Bloody Night at the Grand Hotel

“Jack” Toy Ying, a young waiter in Shaunavon, was upset. He was so upset that on Friday, May 3, 1940 he called Constable Robert Roycroft of the Shaunavon police force. Toy Ying laid a charge against the Grand Hotel, apparently involving a woman. He asked Roycroft to remove the woman in question from the hotel, and to get her out of town. So, at about 10 PM, Toy Ying, accompanied by a nervous Constable Roycroft, went to the Grand Hotel and searchted all the rooms. The woman was not found. 

With the town policeman still in tow, an angry Toy Ying confronted Mah Hop, the owner of the hotel, in the lobby.
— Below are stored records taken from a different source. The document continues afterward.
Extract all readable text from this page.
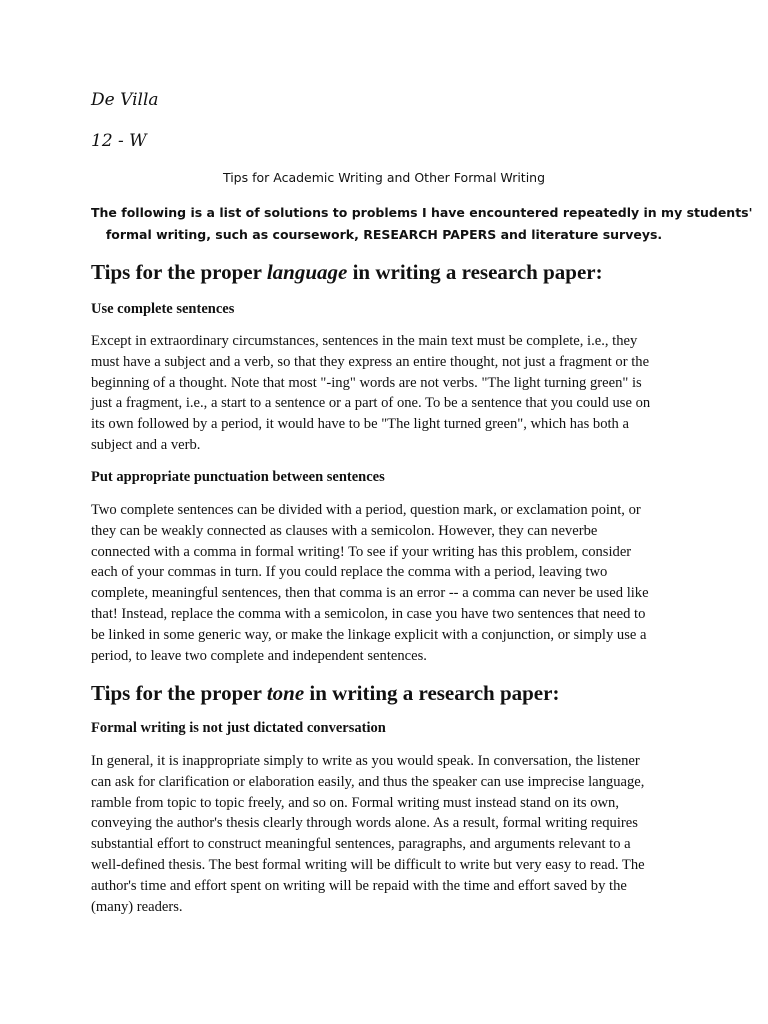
De Villa
12 - W
Tips for Academic Writing and Other Formal Writing
The following is a list of solutions to problems I have encountered repeatedly in my students'
formal writing, such as coursework, RESEARCH PAPERS and literature surveys.
Tips for the proper language in writing a research paper:
Use complete sentences
Except in extraordinary circumstances, sentences in the main text must be complete, i.e., they
must have a subject and a verb, so that they express an entire thought, not just a fragment or the
beginning of a thought. Note that most "-ing" words are not verbs. "The light turning green" is
just a fragment, i.e., a start to a sentence or a part of one. To be a sentence that you could use on
its own followed by a period, it would have to be "The light turned green", which has both a
subject and a verb.
Put appropriate punctuation between sentences
Two complete sentences can be divided with a period, question mark, or exclamation point, or
they can be weakly connected as clauses with a semicolon. However, they can neverbe
connected with a comma in formal writing! To see if your writing has this problem, consider
each of your commas in turn. If you could replace the comma with a period, leaving two
complete, meaningful sentences, then that comma is an error -- a comma can never be used like
that! Instead, replace the comma with a semicolon, in case you have two sentences that need to
be linked in some generic way, or make the linkage explicit with a conjunction, or simply use a
period, to leave two complete and independent sentences.
Tips for the proper tone in writing a research paper:
Formal writing is not just dictated conversation
In general, it is inappropriate simply to write as you would speak. In conversation, the listener
can ask for clarification or elaboration easily, and thus the speaker can use imprecise language,
ramble from topic to topic freely, and so on. Formal writing must instead stand on its own,
conveying the author's thesis clearly through words alone. As a result, formal writing requires
substantial effort to construct meaningful sentences, paragraphs, and arguments relevant to a
well-defined thesis. The best formal writing will be difficult to write but very easy to read. The
author's time and effort spent on writing will be repaid with the time and effort saved by the
(many) readers.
Their argument started out quietly, and then Roycroft noticed that the lobby was slowly filling up with other Chinese men. All of a sudden, the crowd of men jumped Toy Ying. Arms and legs were flying. In the melee, Roycroft wrestled some of the men off Toy Ying, who then saw his chance, ran out of the hotel, and headed off down the street. Behind him, Toy Ying left two dead and two injured, all as a result of stab wounds from a weapon he had concealed in his coat pocket. Police arrested Toy Ying the next day in Admiral, 25 miles east of Shaunavon.

Dead were Mah Hop, the 50-year-old hotel owner, and Mah Sai, the 45-year-old town baker. Mah Sai died on the exact spot where he had watched Sergeant Barker die from his bullet wounds just eight weeks earlier.  Both men had wives and children in China; Mah Hop also had a son in Nova Scotia. Mah Sam was in serious condition in the Shaunavon hospital with deep gashes in his leg and arm. Mah Yok had a surface wound.

Funeral services for Mah Sai were held at the United Church in Shaunavon on May 6th. Mah Hop’s son, Mah Tun of Antigonish, Nova Scotia, arrived the following day to take charge of his father’s funeral. Both men were buried in Hillcrest Cemetery near Shaunavon.

On May 16, 1940, Toy Ying was put on trial on two charges of murder. When defense counsel, C.H.J. Burrows, K.C., Regina, asked Mah Sam through an interpreter whether he knew the woman Toy Ying wanted removed from town, Mah Sam said he had seen her in a local cafĂ©, but not in Mah Hop’s room. Three other Chinese witnesses denied any knowledge of the mystery woman.